Your church has a Facebook fan page and maybe a Twitter account or two. Is social media really worth the time investment? Will social media lead to any helpful actions or decisions?

The answer is, of course, dependent upon how well you strategically plan and tactically engage with your audience.

Social media is another channel of communication, but it’s also not just another form of communication – it’s relational (or should be). The first question to ask isn’t necessarily should your church use social media, but rather are you adding value to your attendees and communities through social media?

Know why you want to use social media and what you want to achieve with it. Only then will you be able to correctly identify how to use it in your context, with your ministry, following your church’s unique vision.

Social media’s effectiveness for your church is directly proportional to how well it integrates with the unique vision of your church.

Engaging with people via social media requires a good mix of information, insight and two-way dialogue. When social media is a bully pulpit or a shiny megaphone of continuous advertisements, it misses the point of the medium: interactive communication.

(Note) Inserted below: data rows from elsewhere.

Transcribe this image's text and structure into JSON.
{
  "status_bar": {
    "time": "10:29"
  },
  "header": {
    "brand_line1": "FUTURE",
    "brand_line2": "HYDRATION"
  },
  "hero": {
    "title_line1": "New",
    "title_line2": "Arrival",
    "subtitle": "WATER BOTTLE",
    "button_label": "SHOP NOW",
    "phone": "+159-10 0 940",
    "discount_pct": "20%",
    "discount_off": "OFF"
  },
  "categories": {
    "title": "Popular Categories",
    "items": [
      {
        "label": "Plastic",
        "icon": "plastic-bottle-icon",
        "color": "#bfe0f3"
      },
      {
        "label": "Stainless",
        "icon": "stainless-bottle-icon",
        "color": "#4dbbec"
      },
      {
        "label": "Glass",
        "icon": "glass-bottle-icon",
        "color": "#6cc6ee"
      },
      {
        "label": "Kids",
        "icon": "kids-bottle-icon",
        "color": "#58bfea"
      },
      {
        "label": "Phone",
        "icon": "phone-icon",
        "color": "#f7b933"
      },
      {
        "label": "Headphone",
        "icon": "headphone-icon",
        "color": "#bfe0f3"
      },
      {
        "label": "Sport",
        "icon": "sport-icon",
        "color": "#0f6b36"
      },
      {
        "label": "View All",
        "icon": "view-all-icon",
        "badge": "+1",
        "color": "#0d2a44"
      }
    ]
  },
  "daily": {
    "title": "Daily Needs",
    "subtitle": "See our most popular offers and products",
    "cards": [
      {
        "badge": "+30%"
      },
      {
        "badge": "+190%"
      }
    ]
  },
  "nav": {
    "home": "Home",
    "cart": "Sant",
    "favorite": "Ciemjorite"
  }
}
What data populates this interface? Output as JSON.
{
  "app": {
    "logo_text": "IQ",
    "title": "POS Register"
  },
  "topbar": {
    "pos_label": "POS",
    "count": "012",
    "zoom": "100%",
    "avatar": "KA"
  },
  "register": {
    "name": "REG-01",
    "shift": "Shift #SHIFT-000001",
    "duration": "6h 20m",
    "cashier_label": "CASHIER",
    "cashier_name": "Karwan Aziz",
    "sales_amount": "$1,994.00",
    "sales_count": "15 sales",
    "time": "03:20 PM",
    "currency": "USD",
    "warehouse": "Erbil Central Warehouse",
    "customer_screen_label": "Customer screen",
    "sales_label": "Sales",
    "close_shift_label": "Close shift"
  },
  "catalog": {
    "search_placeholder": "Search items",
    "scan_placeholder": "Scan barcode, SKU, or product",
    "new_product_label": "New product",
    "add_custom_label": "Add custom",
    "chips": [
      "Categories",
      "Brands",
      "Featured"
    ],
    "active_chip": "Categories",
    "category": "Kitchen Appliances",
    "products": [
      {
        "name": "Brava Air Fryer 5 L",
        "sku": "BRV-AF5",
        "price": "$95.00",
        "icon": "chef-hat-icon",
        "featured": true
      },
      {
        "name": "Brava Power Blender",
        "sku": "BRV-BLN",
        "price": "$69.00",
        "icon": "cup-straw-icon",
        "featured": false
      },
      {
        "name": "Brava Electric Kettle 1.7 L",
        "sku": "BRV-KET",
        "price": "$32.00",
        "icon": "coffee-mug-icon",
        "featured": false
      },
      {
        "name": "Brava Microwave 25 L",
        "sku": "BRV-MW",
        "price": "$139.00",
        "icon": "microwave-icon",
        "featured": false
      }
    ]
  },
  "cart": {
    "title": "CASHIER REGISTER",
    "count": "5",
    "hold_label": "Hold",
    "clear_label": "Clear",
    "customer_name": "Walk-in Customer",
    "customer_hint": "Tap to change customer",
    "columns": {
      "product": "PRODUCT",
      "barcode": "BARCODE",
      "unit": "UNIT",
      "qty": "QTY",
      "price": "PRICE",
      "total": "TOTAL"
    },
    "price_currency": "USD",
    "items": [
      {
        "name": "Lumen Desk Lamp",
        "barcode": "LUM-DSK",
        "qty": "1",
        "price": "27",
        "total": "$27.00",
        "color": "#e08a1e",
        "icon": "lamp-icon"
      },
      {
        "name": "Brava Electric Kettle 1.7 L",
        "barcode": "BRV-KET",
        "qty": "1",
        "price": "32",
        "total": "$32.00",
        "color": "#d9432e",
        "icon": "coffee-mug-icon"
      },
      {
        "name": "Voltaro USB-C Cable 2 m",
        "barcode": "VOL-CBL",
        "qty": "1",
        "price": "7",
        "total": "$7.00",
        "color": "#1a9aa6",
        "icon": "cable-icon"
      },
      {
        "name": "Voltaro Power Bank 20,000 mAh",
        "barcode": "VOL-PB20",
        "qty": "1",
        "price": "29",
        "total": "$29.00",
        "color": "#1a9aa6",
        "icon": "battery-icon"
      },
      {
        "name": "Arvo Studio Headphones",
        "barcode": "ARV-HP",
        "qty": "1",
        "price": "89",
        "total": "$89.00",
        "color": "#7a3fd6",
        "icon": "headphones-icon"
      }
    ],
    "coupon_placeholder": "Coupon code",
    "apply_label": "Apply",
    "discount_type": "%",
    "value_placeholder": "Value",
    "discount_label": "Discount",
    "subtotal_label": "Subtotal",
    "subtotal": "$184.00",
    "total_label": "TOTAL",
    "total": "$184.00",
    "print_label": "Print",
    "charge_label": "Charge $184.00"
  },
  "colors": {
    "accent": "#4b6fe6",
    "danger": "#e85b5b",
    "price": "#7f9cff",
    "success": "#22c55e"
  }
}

When your church and ministries are sharing and interacting with your audience, you gain value feedback. If you’re just talking at your audience, eventually you’re just making noise.

Create a Call to Action

With social media a call to action can be any number of tools, including but not limited to:

 • landing pages

 • videos

 • surveys

 • polls

 • drawings (for a chance to win)

 • giveaways

 • purchases

 • generating responses

 • sharing with their (the audience’s) sphere of influence

For events, activities, volunteer opportunities, service projects and services, creating a call to action means adding a link to generate a response or action. From a new website landing page for a special event to an online poll or survey, giving people something to click and do helps move the message from passive to active.

When it comes to creating content for your social media channels, always be thinking about how you can continually engage your audience in a way that benefits them and endears them to your church’s, ministries’ or pastors’ influence.

Take a look at your church and ministries’ Facebook pages and Twitter status updates. How much of what you communicate is talking at your audience versus talking with your audience? How often are you creating a call-to-action that leads to greater involvement, participation and life-change?

It’s one thing to be “on” social media. It’s quite another to build a strategic social media execution plan! So, how is your church doing? What can you do better?